The clash with Cupertino was reportedly sparked by an investigation this summer — “involving guns and drugs” — in which a court order was obtained, demanding that Apple provide real time iMessages exchanged by iPhone-using suspects. Due to the stringent security measures featured on iOS 8, Apple responded that it could not comply due to the advanced encryption used by the company.
Thankfully, the decision was taken not to pursue legal action. However, the case once again demonstrates the opposition that exists within government to Apple’s stance on user privacy.
In a previous open letter, F.B.I. director James Comey argued that the top-notch security on devices like the iPhone have potential to aid terrorist groups like ISIS.

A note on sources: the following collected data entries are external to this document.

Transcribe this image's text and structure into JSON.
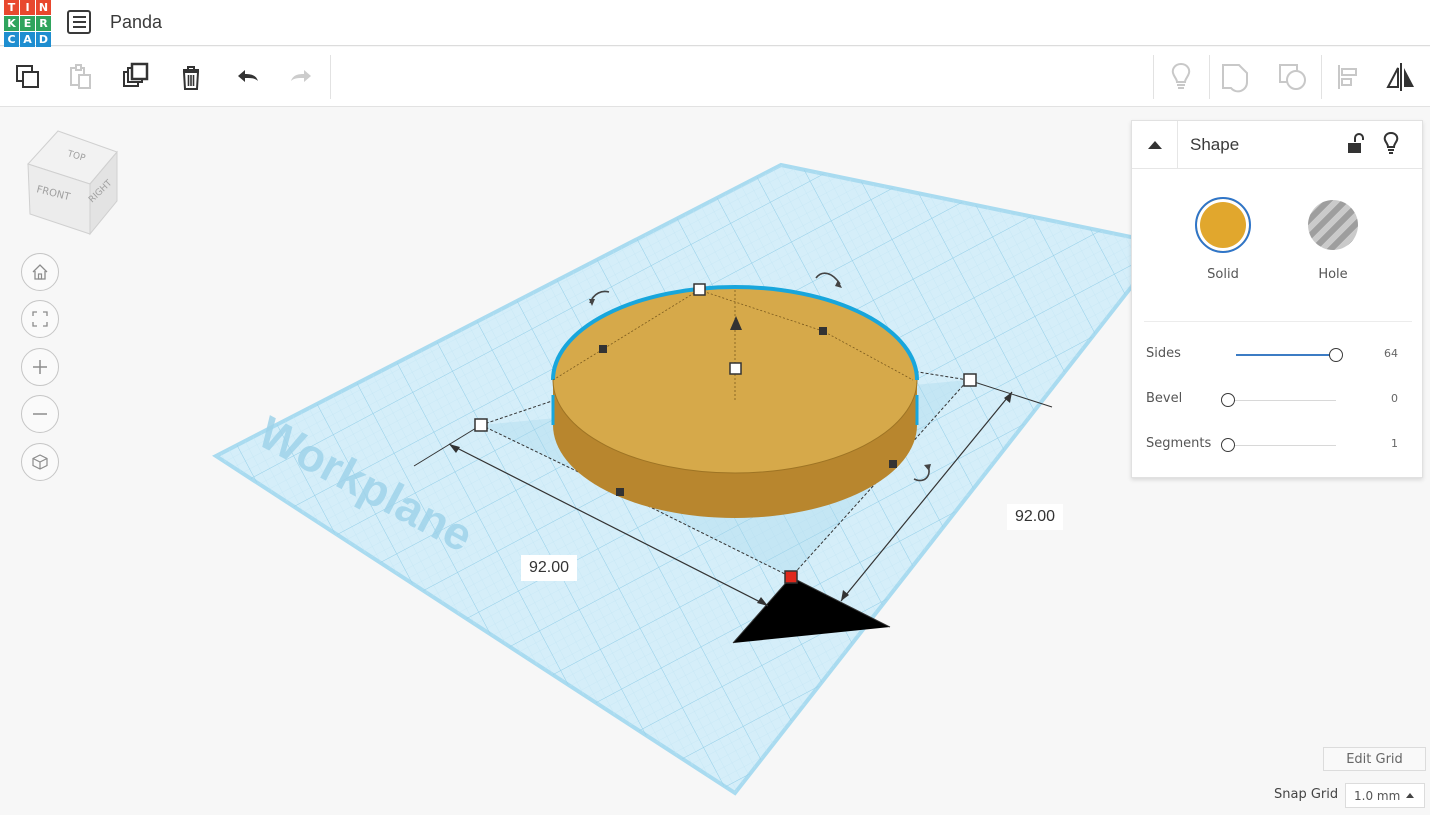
{
  "app": {
    "logo_letters": [
      "T",
      "I",
      "N",
      "K",
      "E",
      "R",
      "C",
      "A",
      "D"
    ],
    "logo_colors": [
      "#e8482e",
      "#e8482e",
      "#e8482e",
      "#2fa45d",
      "#2fa45d",
      "#2fa45d",
      "#1e8ed0",
      "#1e8ed0",
      "#1e8ed0"
    ],
    "design_title": "Panda"
  },
  "toolbar": {
    "left_icons": [
      "copy-icon",
      "paste-icon",
      "duplicate-icon",
      "delete-icon",
      "undo-icon",
      "redo-icon"
    ],
    "right_icons": [
      "lightbulb-icon",
      "group-icon",
      "ungroup-icon",
      "align-icon",
      "mirror-icon"
    ]
  },
  "viewcube": {
    "top": "TOP",
    "front": "FRONT",
    "right": "RIGHT"
  },
  "nav_buttons": [
    "home-view-icon",
    "fit-view-icon",
    "zoom-in-icon",
    "zoom-out-icon",
    "ortho-view-icon"
  ],
  "workplane": {
    "label": "Workplane",
    "color": "#8fd0ec",
    "shape_color": "#d4a441",
    "selection_outline_color": "#1aa9de"
  },
  "dimensions": {
    "width": "92.00",
    "depth": "92.00"
  },
  "inspector": {
    "title": "Shape",
    "solid_label": "Solid",
    "hole_label": "Hole",
    "solid_color": "#e1a72d",
    "params": [
      {
        "label": "Sides",
        "value": "64",
        "fraction": 1.0
      },
      {
        "label": "Bevel",
        "value": "0",
        "fraction": 0.0
      },
      {
        "label": "Segments",
        "value": "1",
        "fraction": 0.0
      }
    ]
  },
  "grid": {
    "edit_label": "Edit Grid",
    "snap_label": "Snap Grid",
    "snap_value": "1.0 mm"
  }
}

Tim Cook, meanwhile, has argued that Apple is taking a moral stance by not mining user data. In an interview with the Telegraph newspaper in the U.K., Cook commented that:
“None of us should accept that the government or a company or anybody should have access to all of our private information. This is a basic human right. We all have a right to privacy. We shouldn’t give it up. We shouldn’t give in to scare-mongering or to people who fundamentally don’t understand the details.”
Apple has also put its name to an open letter to President Obama asking him to reject anti-encryption proposals.
The decision not to take Apple to court over its pro-encryption stance means this case will continue to rumble on in the background. It’s certainly far from over, however.